Mais il y avait une lumière clignotante à côté du bâtiment et elle se dirigeait vers eux.
— Pourquoi donc ne peuvent-ils pas nous ficher la paix ? cria Grimma. Arrêtez !
Jekub ralentit et stoppa. Le moteur émettait de petits claquements métalliques dans l’air glacé.
— Ce chemin doit rejoindre la route, jugea Dorcas.
— On ne peut pas revenir en arrière.
— Non.
— Ni aller de l’avant.
— Non.
Grimma tambourina des doigts sur le métal de Jekub.
— Tu as d’autres suggestions ?
— On pourrait se lancer à travers champs, dit Dorcas.
— Où ça va nous mener ?
— Loin d’ici ; c’est déjà un début.
— Mais on ne saurait pas où on va !
Dorcas haussa les épaules.
— C’est ça ou peindre des fleurs.
Grimma se força à sourire.
— Et les petites ailes ne m’iraient pas, dit-elle.
— Qu’est-ce qui se passe, là-haut ? les héla Sacco.
— On devrait prévenir les gens, chuchota Grimma. Ils croient tous qu’on va à la grange…

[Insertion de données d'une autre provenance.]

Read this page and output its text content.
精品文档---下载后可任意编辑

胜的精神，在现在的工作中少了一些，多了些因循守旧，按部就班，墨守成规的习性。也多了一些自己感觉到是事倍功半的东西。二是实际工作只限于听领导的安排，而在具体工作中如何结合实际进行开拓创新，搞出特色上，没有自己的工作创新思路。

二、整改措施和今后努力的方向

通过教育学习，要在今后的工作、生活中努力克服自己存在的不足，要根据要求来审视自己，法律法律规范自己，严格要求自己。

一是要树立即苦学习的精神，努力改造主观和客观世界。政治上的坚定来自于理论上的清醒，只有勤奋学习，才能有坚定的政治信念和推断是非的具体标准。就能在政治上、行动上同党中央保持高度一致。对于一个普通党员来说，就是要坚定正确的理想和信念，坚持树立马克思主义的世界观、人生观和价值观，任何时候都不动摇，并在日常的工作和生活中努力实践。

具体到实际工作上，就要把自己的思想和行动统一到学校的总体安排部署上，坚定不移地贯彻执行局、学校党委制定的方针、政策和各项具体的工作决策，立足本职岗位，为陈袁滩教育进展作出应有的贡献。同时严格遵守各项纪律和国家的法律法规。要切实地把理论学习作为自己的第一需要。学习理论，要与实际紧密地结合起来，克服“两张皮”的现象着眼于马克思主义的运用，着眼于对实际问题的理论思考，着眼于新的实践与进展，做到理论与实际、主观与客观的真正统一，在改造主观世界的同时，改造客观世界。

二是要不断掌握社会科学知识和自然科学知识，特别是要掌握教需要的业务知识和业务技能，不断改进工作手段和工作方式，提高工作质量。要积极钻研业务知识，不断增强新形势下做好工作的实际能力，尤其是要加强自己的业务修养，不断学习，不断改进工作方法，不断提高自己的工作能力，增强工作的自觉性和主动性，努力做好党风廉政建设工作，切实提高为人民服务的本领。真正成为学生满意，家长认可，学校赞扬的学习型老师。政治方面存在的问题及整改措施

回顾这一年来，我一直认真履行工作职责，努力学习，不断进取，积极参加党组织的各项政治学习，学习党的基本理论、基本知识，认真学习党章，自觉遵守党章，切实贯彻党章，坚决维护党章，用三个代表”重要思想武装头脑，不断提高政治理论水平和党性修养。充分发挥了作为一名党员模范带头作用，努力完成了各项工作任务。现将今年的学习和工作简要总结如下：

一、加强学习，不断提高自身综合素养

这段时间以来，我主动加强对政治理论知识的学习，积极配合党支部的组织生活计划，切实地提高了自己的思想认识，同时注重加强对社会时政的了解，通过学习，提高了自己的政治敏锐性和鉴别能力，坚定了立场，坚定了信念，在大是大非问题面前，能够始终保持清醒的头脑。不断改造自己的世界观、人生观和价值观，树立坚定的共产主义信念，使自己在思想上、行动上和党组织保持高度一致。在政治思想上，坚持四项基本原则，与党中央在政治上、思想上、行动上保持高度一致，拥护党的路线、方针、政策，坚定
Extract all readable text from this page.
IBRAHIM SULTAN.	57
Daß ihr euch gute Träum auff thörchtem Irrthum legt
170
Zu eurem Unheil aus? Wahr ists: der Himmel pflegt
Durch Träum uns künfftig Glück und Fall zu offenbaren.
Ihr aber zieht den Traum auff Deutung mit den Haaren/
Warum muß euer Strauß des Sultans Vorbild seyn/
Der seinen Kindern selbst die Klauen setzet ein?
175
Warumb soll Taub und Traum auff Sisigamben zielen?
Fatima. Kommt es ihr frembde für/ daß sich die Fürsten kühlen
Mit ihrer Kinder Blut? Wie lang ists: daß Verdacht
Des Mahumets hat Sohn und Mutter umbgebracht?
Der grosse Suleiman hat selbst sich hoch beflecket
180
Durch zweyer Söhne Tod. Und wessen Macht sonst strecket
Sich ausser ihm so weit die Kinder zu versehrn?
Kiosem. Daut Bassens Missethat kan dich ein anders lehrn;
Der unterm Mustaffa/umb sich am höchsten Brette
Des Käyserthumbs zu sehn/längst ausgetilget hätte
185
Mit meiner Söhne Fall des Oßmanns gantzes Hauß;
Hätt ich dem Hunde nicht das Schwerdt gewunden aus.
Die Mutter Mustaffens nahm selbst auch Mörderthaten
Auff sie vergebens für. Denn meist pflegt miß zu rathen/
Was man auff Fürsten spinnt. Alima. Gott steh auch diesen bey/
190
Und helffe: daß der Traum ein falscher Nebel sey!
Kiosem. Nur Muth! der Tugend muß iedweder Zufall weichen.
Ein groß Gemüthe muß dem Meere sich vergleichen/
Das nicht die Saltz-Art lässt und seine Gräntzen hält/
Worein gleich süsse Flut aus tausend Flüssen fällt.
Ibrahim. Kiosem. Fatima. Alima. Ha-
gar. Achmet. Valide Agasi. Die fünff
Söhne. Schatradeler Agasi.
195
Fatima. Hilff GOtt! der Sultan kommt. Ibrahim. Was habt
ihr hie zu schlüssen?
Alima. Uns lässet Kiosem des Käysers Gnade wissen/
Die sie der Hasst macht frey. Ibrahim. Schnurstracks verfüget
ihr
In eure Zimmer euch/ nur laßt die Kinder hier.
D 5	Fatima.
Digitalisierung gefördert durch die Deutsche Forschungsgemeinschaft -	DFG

Elle regarda autour d’elle. La voiture s’était rapprochée, et cahotait lourdement sur le chemin accidenté. Les deux humains arrivaient toujours par l’autre côté.
— Les humains n’abandonnent donc jamais ? demanda-t-elle.
Elle se pencha par-dessus le rebord de la planche.
— Un peu de gauche, Sacco, demanda-t-elle. Et ensuite, tu continues à vitesse constante.
Jekub quitta le chemin en tanguant et s’engagea sur l’herbe froide. Il y avait une autre clôture au loin, et encore quelques moutons.
Nous ne savons pas où nous allons, pensa-t-elle. Le plus important, c’est de partir. Masklinn avait raison. Ce monde n’est pas fait pour nous.
— On aurait peut-être dû parler avec les humains, pour-suivit elle à haute voix.
— Non, c’est toi qui avais raison, répondit Dorcas. En ce monde, tout appartient aux humains. Nous aurions fini par leur appartenir aussi. Nous n’aurions pas eu la place d’être nous-mêmes.
La clôture se rapprochait. Il y avait une route, de l’autre côté. Pas un chemin, mais une vraie route, moquettée de pierre noire.
— À droite ou à gauche ? demanda Grimma. À ton avis ?
— Aucune importance, répondit Dorcas tandis que le creuseur faisait chanter la barrière.